Hudson and Stevens remain good friends today. Both players get a chuckle at the idea of being answers to trivia questions that only die-hard Kansas City know in their hearts.

“I can’t believe it,” Stevens said. “That’s great. It’s pretty cool. But I would have liked to go back to Kansas City and they go, ‘Hey, you played during the strike and you were 3-0.”

Stevens continued his career in the Arena Football League, earning second-team all-league honors in 1988. He briefly worked in real estate after his retirement before the UCLA radio broadcast team as an analyst, a position he’s for 21 seasons.

Football also remains a part of Hudson’s life as well in at his home in Jackson, Tenn, in between Memphis and Nashville.

“We’re unfortunately Tennessee college football fans, so we haven’t been very good for a long time,” Hudson said. “But we’re still fans. I love Tennessee.”

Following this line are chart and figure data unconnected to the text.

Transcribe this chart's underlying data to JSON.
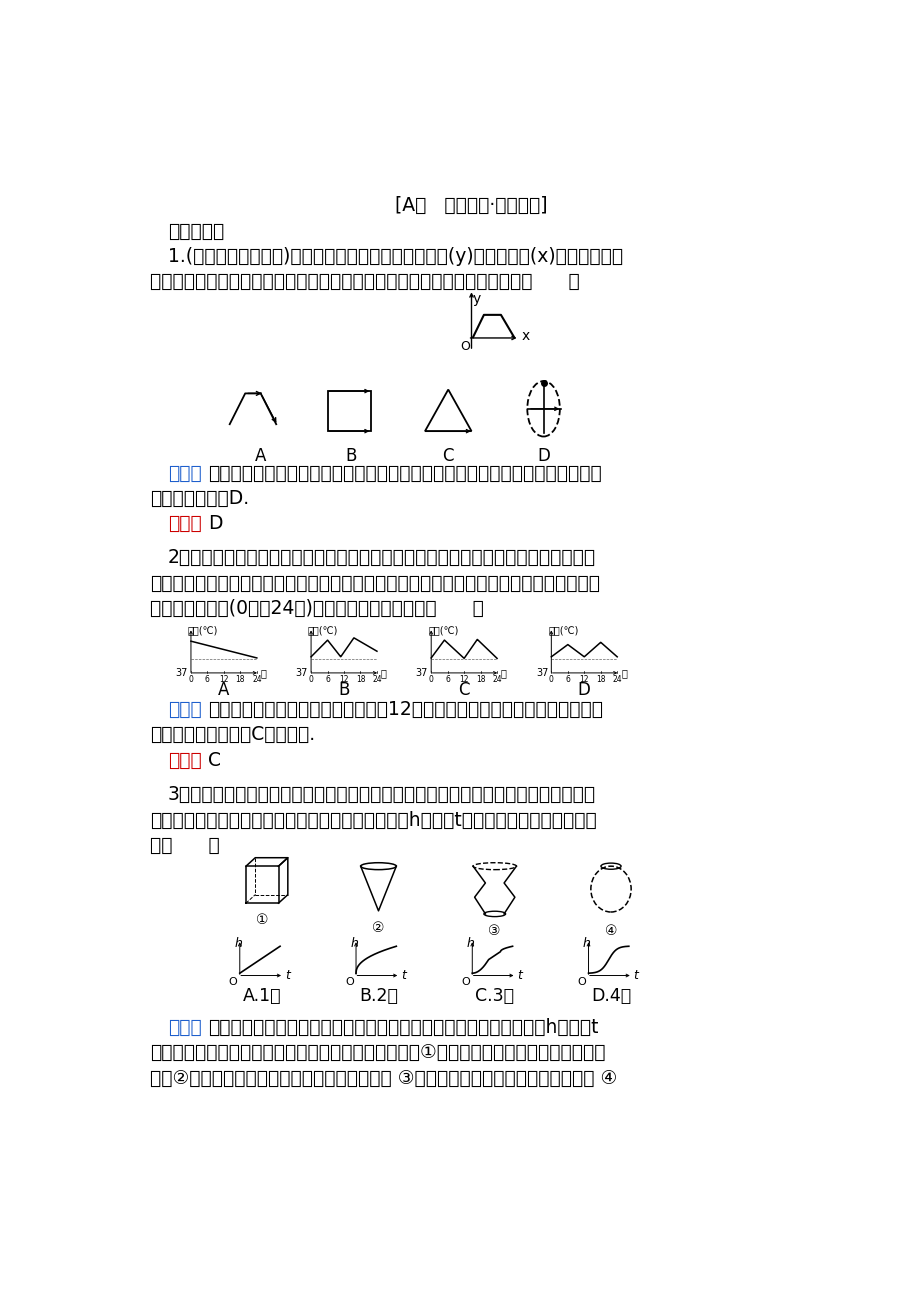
{
  "background_color": "#ffffff",
  "page_width": 9.2,
  "page_height": 13.02,
  "title": "[A组   基础演练·能力提升]",
  "section1": "一、选择题",
  "q1_text1": "1.(浏阳一中高三检测)如图是张大爷晨练时离家的距离(y)与行走时间(x)之间的函数关",
  "q1_text2": "系的图象．若用黑点表示张大爷家的位置，则张大爷散步行走的路线可能是（      ）",
  "jiexi1_label": "解析：",
  "jiexi1_text": "根据图象可得，张大爷先是离家越来越远，后离家距离保持不变，最后慢慢回到",
  "jiexi1_text2": "家，符合的只有D.",
  "da1_label": "答案：",
  "da1_text": "D",
  "q2_text1": "2．某天清晨，小明同学生病了，体温上升，吃过药后感觉好多了，中午时他的体温基",
  "q2_text2": "本正常，但是下午他的体温又开始上升，直到半夜才感觉身上不那么发烫了．下面大致能反",
  "q2_text3": "映出小明这一天(0时～24时)体温的变化情况的图是（      ）",
  "jiexi2_label": "解析：",
  "jiexi2_text": "由题意，清晨体温在上升，吃药后到12点下降至体温基本正常，下午又上升，",
  "jiexi2_text2": "然后再又下降，只有C选项符合.",
  "da2_label": "答案：",
  "da2_text": "C",
  "q3_text1": "3．下面的四个容器高度都相同，将水从容器顶部一个孔中以相同的速度注入其中，注",
  "q3_text2": "满为止．用下面对应的图象表示该容器中水面的高度h和时间t之间的关系，其中不正确的",
  "q3_text3": "有（      ）",
  "jiexi3_label": "解析：",
  "jiexi3_text1": "将水从容器顶部一个孔中以相同的速度注入其中，容器中水面的高度h和时间t",
  "jiexi3_text2": "之间的关系可以从高度随时间的变化率上反映出来，图①应该是匀速的，故对应的图象不正",
  "jiexi3_text3": "确，②中的变化率应该是越来越慢的，图象正确 ③中的变化规律是先慢后快，图象正确 ④"
}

Not many people, however know about his claim to fame with the Chiefs and his connection to Mahomes.

“They don’t recognize me much,” Hudson said with a laugh.


Hudson says he felt he had a decent arm, but nothing like what he sees in the arm of Mahomes.

“My lord have mercy,” Hudson said. “He’s got a gun.”

Stevens agrees.

“When they’re saying he’s like Brett Favre, they’re not kidding,” Stevens said. “I like his base, I think he’s got a strong arm.”

Stevens also serves as a volunteer football for Helix High School in San Diego, which counts quarterback Alex Smith among its alumni.

“I’m a big Alex Smith fan to tell you the truth,” Stevens said. “I think he’s an absolute stud. But Patrick’s going to be the future. It’s going to take a little bit of time, it’s going to be hard to derail or take seat of Alex Smith. He’s worth every penny.”

Hudson says the key for Mahomes rests with learning the lessons head coach Andy Reid has to offer and tempering his enormous talent with discipline and mental preparation. Raw physical skills can take you only so far, he says.

“You can get away with it to a certain degree in that league, I think, but not over the long haul,” Hudson said. “You’ve got to be disciplined and taught well and be in system that’s very good and well coached. (The Chiefs) have that now.”